Attaques répétées à la frontière ivoiro-libérienne: Les violences continuent à l’ouest. Des mystères sur les combats de l’Ouest

Des affrontements d’une extrême violence, selon des témoins joints par Le Nouveau Courrier à Blolequin, ont opposé, samedi dernier à l’aube, des assaillants et des éléments des Forces républicaines de Côte d’Ivoire (Frci) appuyées par les chasseurs traditionnels communément appelés Dozos à Petit-Guiglo, dans la sous-préfecture de Tinhou. Après les événements de Zilébly et Tiobly.

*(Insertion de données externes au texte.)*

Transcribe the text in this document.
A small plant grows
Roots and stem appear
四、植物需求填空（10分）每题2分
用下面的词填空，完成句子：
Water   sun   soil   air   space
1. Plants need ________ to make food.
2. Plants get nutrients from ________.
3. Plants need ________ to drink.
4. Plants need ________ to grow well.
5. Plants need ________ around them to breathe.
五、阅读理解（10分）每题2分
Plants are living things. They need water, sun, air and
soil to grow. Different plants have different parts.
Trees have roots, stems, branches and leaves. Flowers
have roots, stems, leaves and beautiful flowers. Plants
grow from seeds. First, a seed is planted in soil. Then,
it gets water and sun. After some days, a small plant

Mardi 26 Mars 2013 - 04:00


Attaques répétées à la frontière ivoiro-libérienne: Les violences continuent à l’ouest. Des mystères sur les combats de l’Ouest
Depuis la mi-mars, l’ouest ivoirien connait des attaques d’une rare violence qui se soldent par des morts d’hommes et un exode massif de populations à la recherche de sécurité. Selon certaines sources imprégnées du dossier relatif à cette partie de la Côte d’Ivoire, ce sont les propriétaires terriens traqués par des allogènes, appuyées d’éléments des Frci, qui s’échinent à récupérer leur patrimoine par la voie des armes après avoir enduré le silence coupable de la communauté internationale sur leur drame. D’autres sources évoquent de leur côté une infiltration orchestrée par le pouvoir ivoirien au sein d’anciens combattants de l’ouest de la Côte d’Ivoire retranchés au Libéria. Objectif ? Leur tendre un guet- apens et les mettre hors d’état de nuire. Comment ont-ils pu acquérir cet impor - tant arsenal de guerre, deux ans après la fin de la guerre post-électorale ? Comment ont-ils pu passer à travers les mailles des filets de la police libérienne et des forces ivoiriennes qui ont entrepris des opérations conjointes surmédiatisées à la frontière des deux pays ? Une thèse que les populations déplacées de Zilébly, Petit-Guiglo et Tiobly prennent très au sérieux fait état d’un traquenard dans lequel seraient tombés des exilés. Pressés qu’ils sont de retrouver leurs terres, ils auraient été approchés par une personnalité proche du pouvoir d’Abidjan afin de tendre un guet-apens aux anciens combattants et les mettre hors d’état de nuire.
Les autochtones empêchés de retourner chez eux A cet effet, un recrutement de combattants aurait été opéré. Des combattants à qui l’on aurait fait croire à une action militaire soutenue par la communauté internationale contre le régime ivoirien. Sinon comment comprendre que les différentes frontières gardées par des détachements des Frci depuis la mort des éléments de l’Onuci et les combats de Pékan aient été subitement désertées, au point de laisser les assaillants accéder aux villages ivoiriens derrière le Cavally ? Tout de même bizarre, spécule-t-on à l’ouest. Selon des sources administratives, la situation est sous contrôle des forces républicaines après les affrontements enregistrés à Petit-Guiglo. Les populations du village assiégé se sont réfugiées dans la commune. Des émissaires ont été dépêchés sur le terrain pour réconforter les déplacés. L’attaque du village a occasionné 8 morts selon des témoins. Les allogènes, notamment les Burkinabè voient d’un mauvais œil le retour des autochtones qu’ils soupçonnent de conspirer avec l’ennemi qui veut en découdre avec leur communauté accusée de s’accaparer les terres. Ils s’opposent donc à leur retour. Pour matérialiser ce refus, les maisons ont été incendiées et des menaces de mort sont ouvertement proférées. A Zilébly, le chef de village a vu sa maison rasée par les allogènes. Depuis Blolequin où il s’est refugié, il reçoit régulièrement des mises en garde, au cas où il voudrait retourner dans son village.